A team of experts has unearthed an ancient whale fossil in Santa Cruz County, California. The surprisingly well-preserved bones are estimated to be around 4 million years old.
The discovery was initially made on September 4, when construction workers found fragments of prehistoric bones in a housing development site, located in Scotts Valley, off Santas Village Road. Upon the discovery, project leaders contacted specialists from Paleo Solutions, a business that provides paleontological and archeological compliance and consulting services.
Starting from September 17, two paleonthologists and an archeologist led the excavation efforts, which brought to surface a nearly intact whale fossil.
Fragments of the extinct mammal’s skull, jaw, vertebrae, shoulders and arms were carefully dug out and cleaned by workers, using shovels, brooms and other tools.
The bones were so fragile that they couldn’t be extracted from the rocks without risking extensive damage. As a result, scientists opted instead to plaster the remains to shield them from the elements, and maintain them in good condition.

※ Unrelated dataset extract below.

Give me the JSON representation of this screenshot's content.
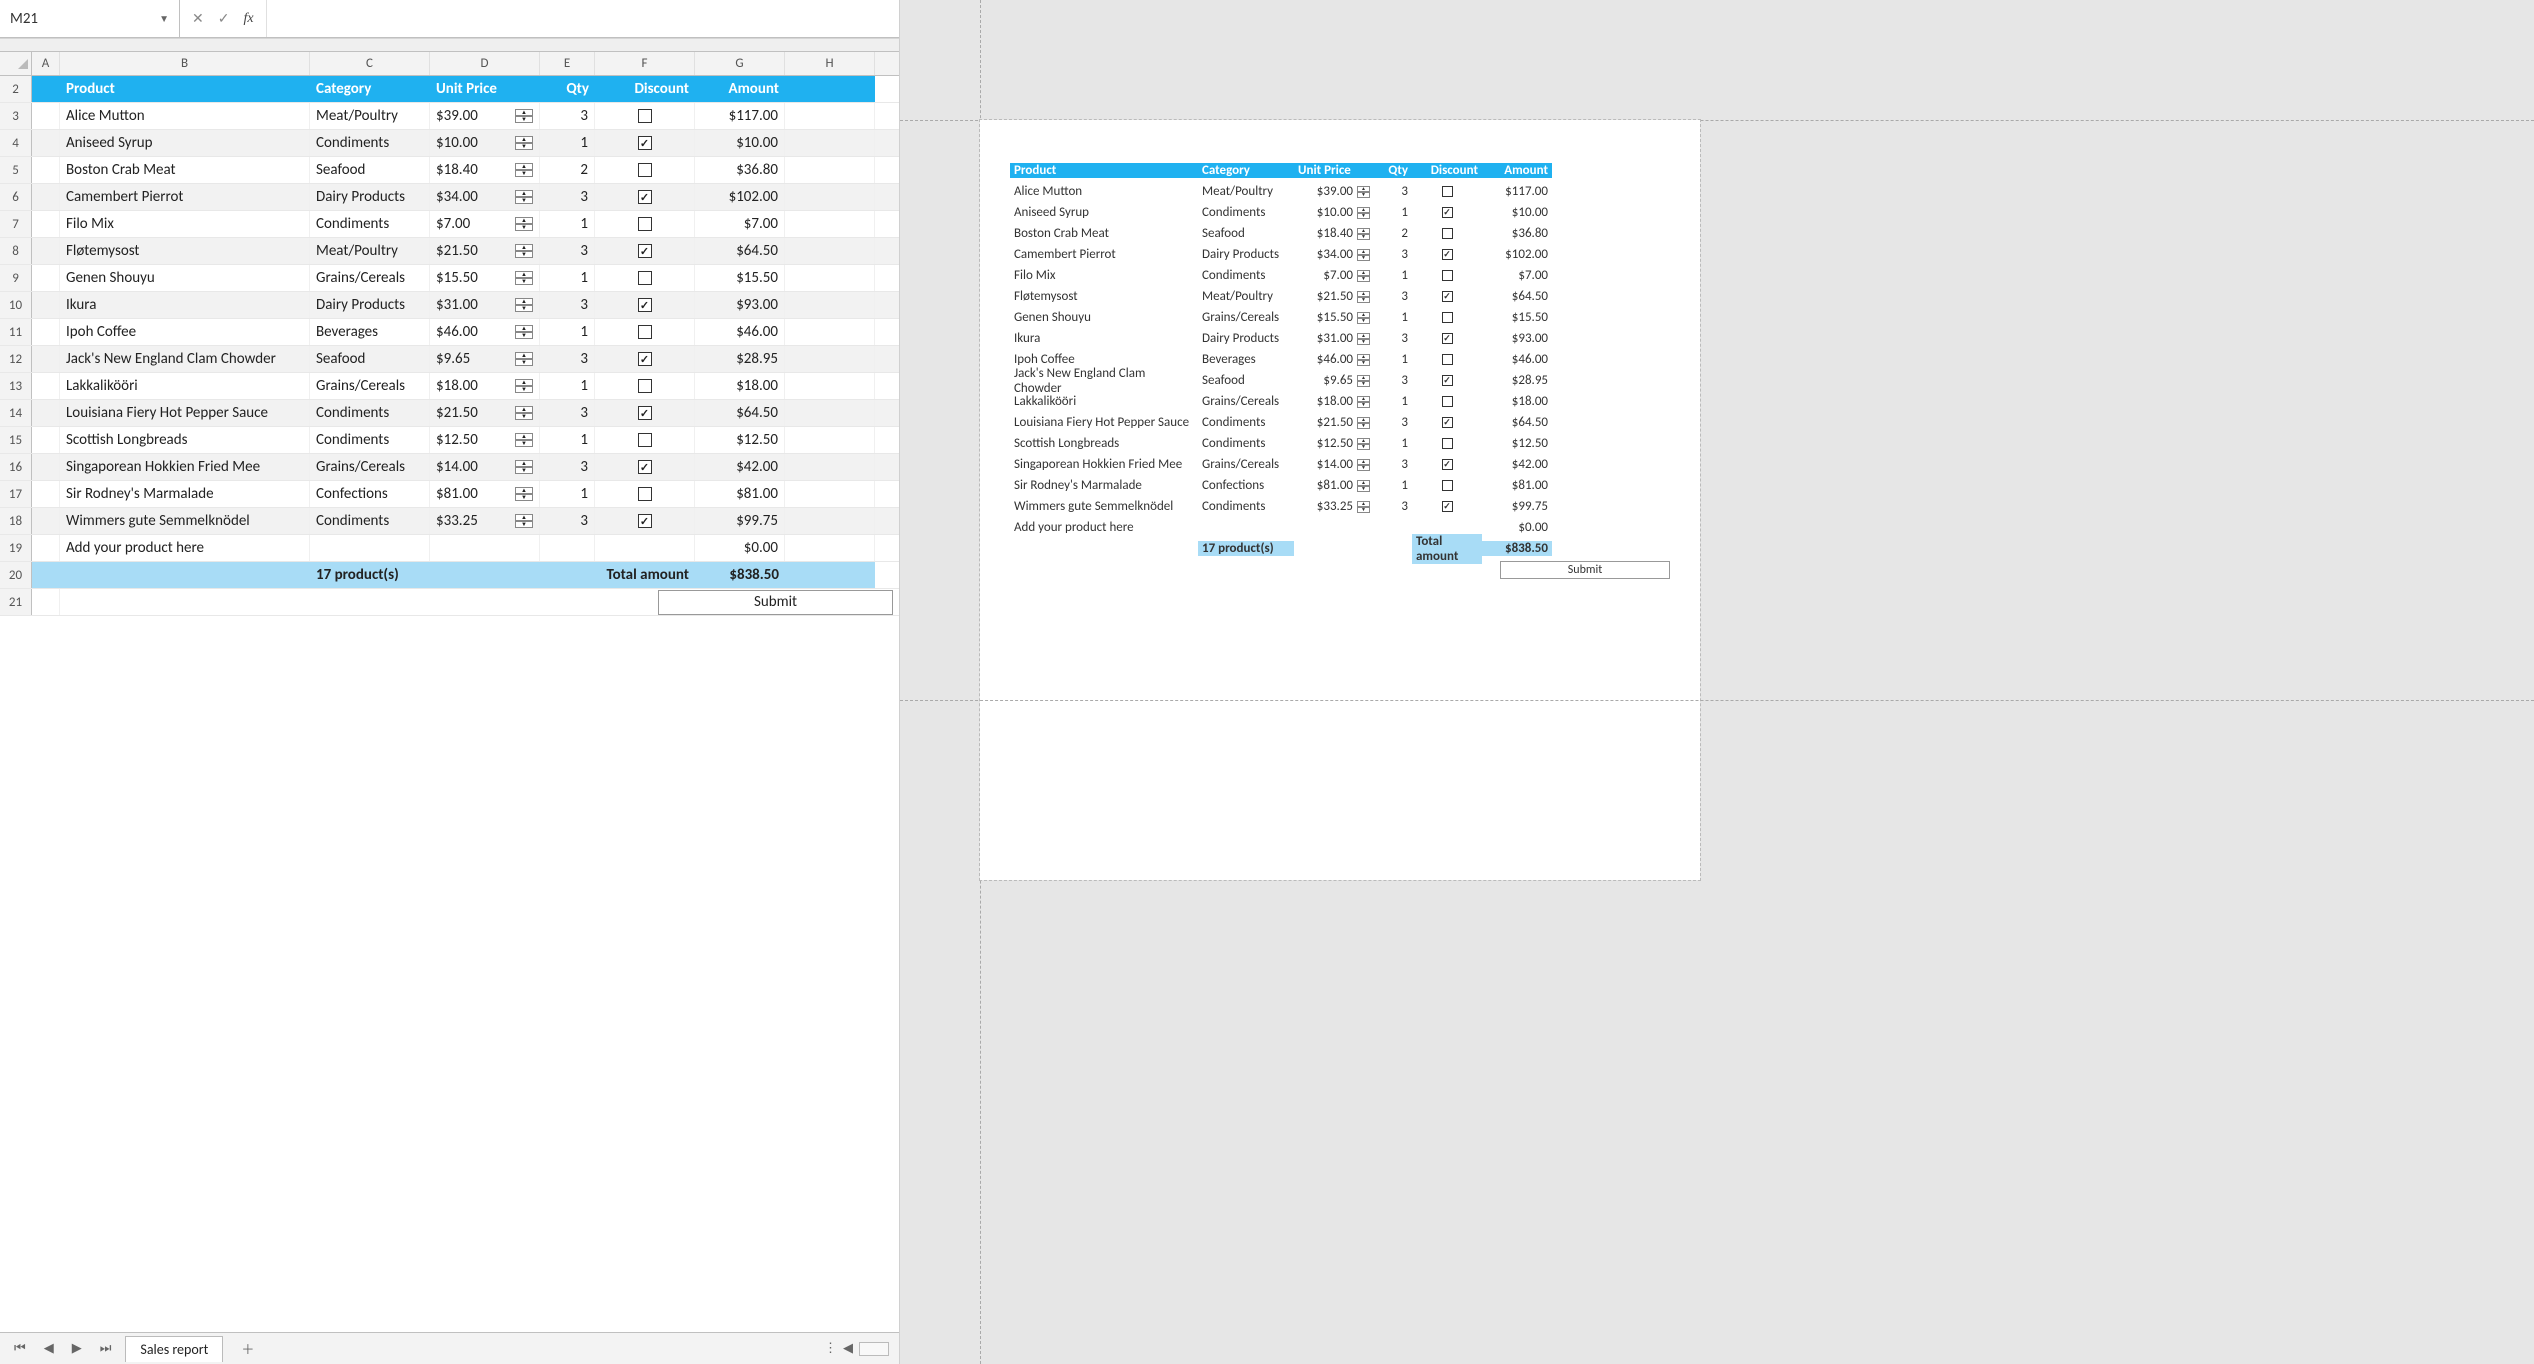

Afterwards, the skeleton was transported to the headquarters of Paleo Solutions, in Monrovia, Los Angeles County. According to Scott Armstrong, the company’s Field Director, the fossil has been analyzed and is believed to be an ancient ancestor of the baleen whale (Mysticeti). This species includes mammals such as the blue whale, the largest animal in the world.
The ancient marine animal is believed to have lived 4 million years ago. Experts assume its remains reached the community located on a foothill in the Santa Cruz Mountains as a result of tectonic plate movement. The San Andreas Fault, which extends approximately 1300 km through California, produces a magnitude 6.0 earthquake in the area around once every 22 years.

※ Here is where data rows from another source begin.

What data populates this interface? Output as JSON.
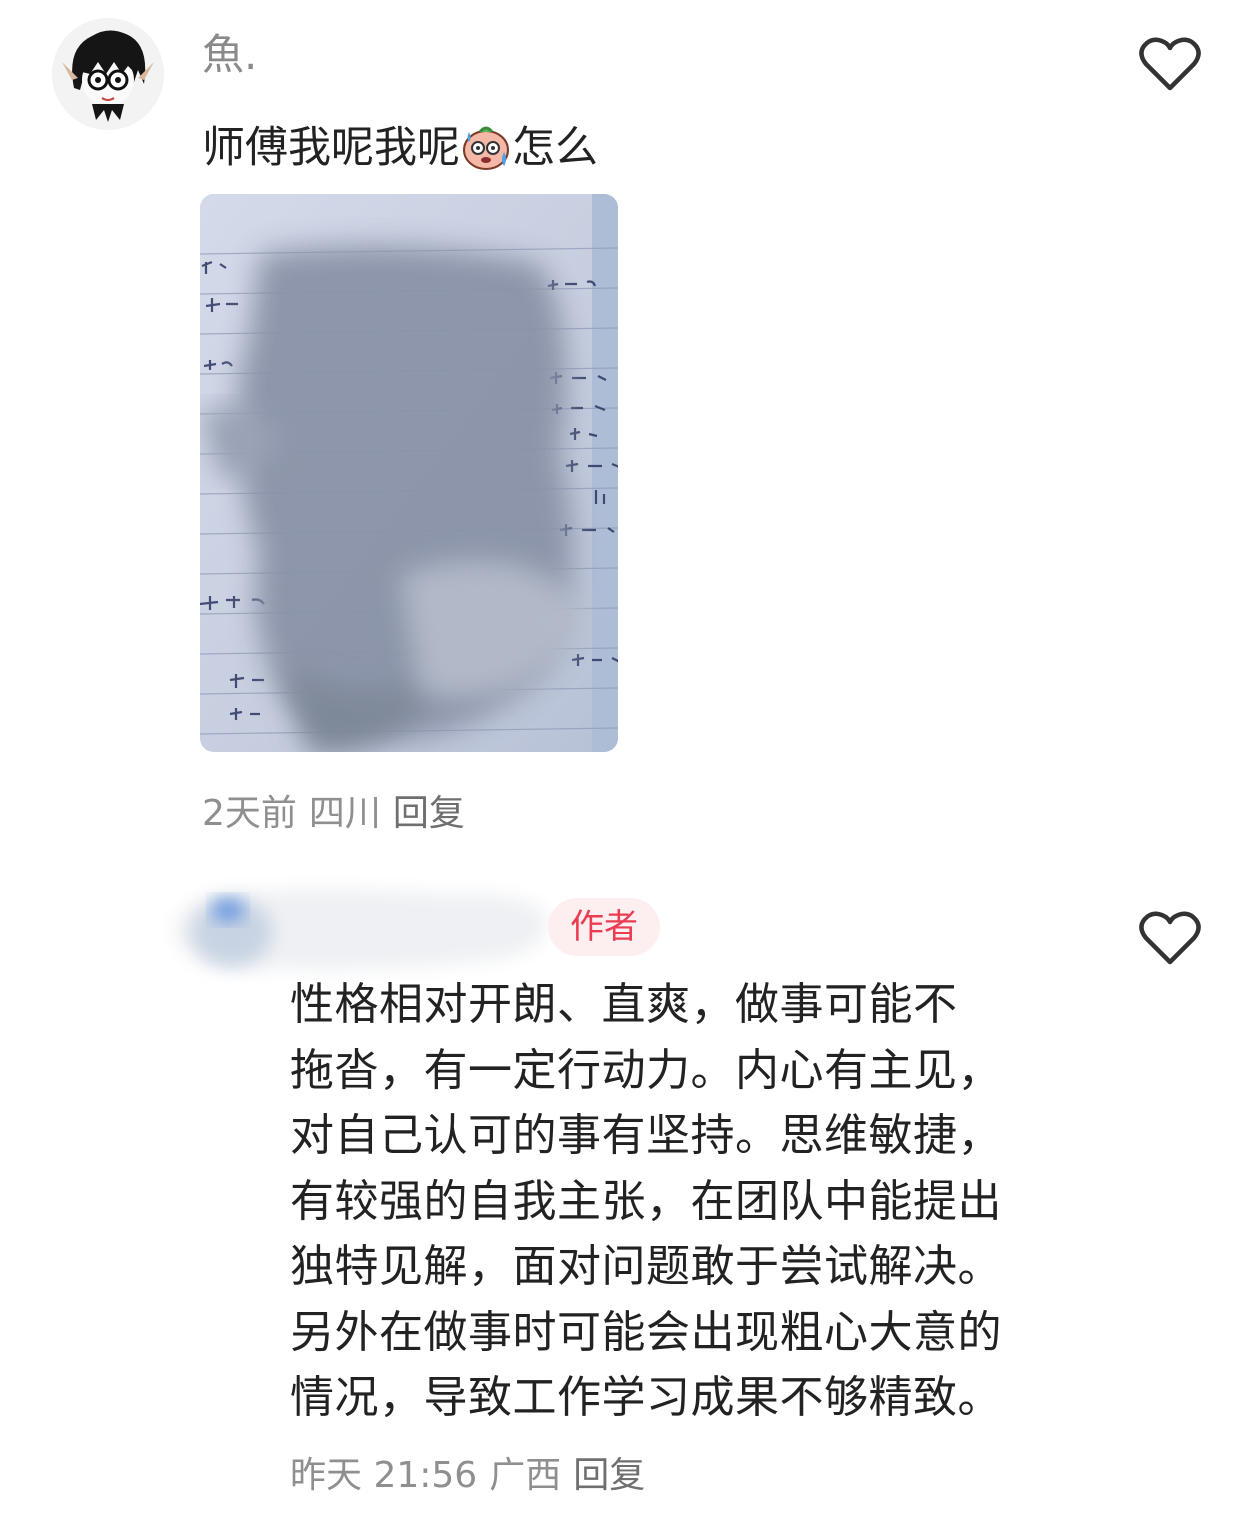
{
  "comments": [
    {
      "username": "魚.",
      "text": "师傅我呢我呢",
      "emoji_icon": "sweating-face-emoji",
      "text_after_emoji": "怎么",
      "time": "2天前",
      "location": "四川",
      "reply_label": "回复"
    },
    {
      "author_badge": "作者",
      "text_lines": [
        "性格相对开朗、直爽，做事可能不",
        "拖沓，有一定行动力。内心有主见，",
        "对自己认可的事有坚持。思维敏捷，",
        "有较强的自我主张，在团队中能提出",
        "独特见解，面对问题敢于尝试解决。",
        "另外在做事时可能会出现粗心大意的",
        "情况，导致工作学习成果不够精致。"
      ],
      "time": "昨天 21:56",
      "location": "广西",
      "reply_label": "回复"
    }
  ],
  "icons": {
    "like": "heart-outline-icon"
  },
  "colors": {
    "author_badge_text": "#ea3d53",
    "author_badge_bg": "#fdeef0",
    "meta_text": "#8f8f8f"
  }
}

It has been concluded therefore that this continuous seismic activity set the bones in motion, across the coastal mountain range, over thousands or millions of years.
The fossil’s unearthing can be considered an exceptional feat, given how well-preserved the skeleton is, believes Matthew Clapham, a paleontologist from the University of California, Santa Cruz. Usually, just tiny pieces of ancient fossils are discovered along the coastlines, while this time entire portions have been identified and they are in excellent condition.
Paleo Solutions experts will continue to perform additional tests on the remains, and chisel the rock away from the soft bones. Their purpose is to gain further insight into the evolution of marine mammals throughout the ages.
This isn’t the first time in recent years that important fossils have been discovered at construction sites. For instance, in February 2014, Seattle workers brought a giant mammoth tusk to surface, dating from the Ice Age. Similarly, this July a large number of fossils which may be up to 200,000 years old were unearthed in Carlsbad, California.